The '$5 Threshold' Trading Strategy Explained
Stocks that trade below $5 are considered by Wall Street to be "penny stocks." These oft-derided, decidedly risky equities are populated by both illiquid, unlisted, wildly speculative "lottery ticket" companies that trade over-the-counter, and reputable companies that are either just beginning to grow or have perhaps fallen on hard times.
Stocks that trade below $5 are considered so risky that institutional investors, including pensions and mutual funds, aren't allowed to buy penny stocks and can even be required to sell securities that fall below the $5 mark. This double-edged sword cuts both ways, however, when an issue rises above $5 and institutions are allowed to buy.
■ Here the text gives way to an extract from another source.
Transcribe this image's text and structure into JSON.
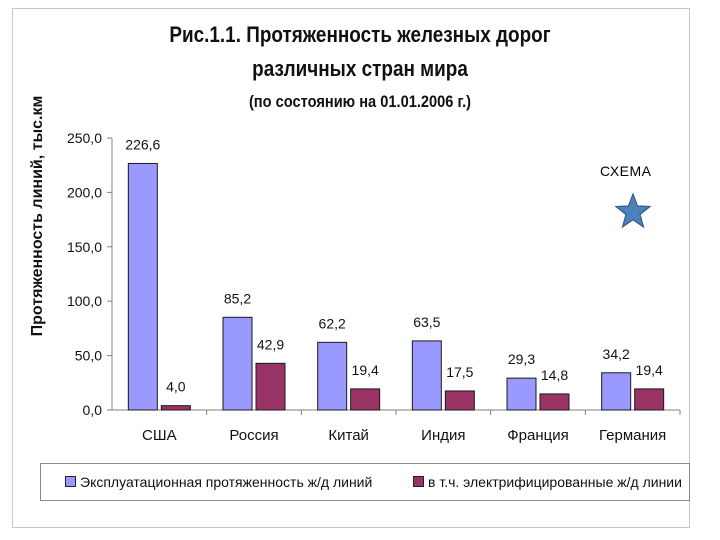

This forms the basis of the $5 threshold trading strategy.
When stocks cross the $5 barrier in a bearish manner and institutions sell, the market is flooded with shares and the price is driven down. When a stock rises over that $5 threshold, institutions and hedge funds can, and sometimes do, load up on shares which in turn drives the price higher.
Two such penny stocks with the $5 threshold approaching are Federal National Mortgage Association (OTC: FNMA) and Federal Home Loan Mortgage Corporation (OTC: FMCC). These government sponsored enterprises (GSE) have received a spike in interest as president-elect Donald Trump's administration is expected to explore privatizing them and an ongoing court case will decide the fate of the GSE's profits.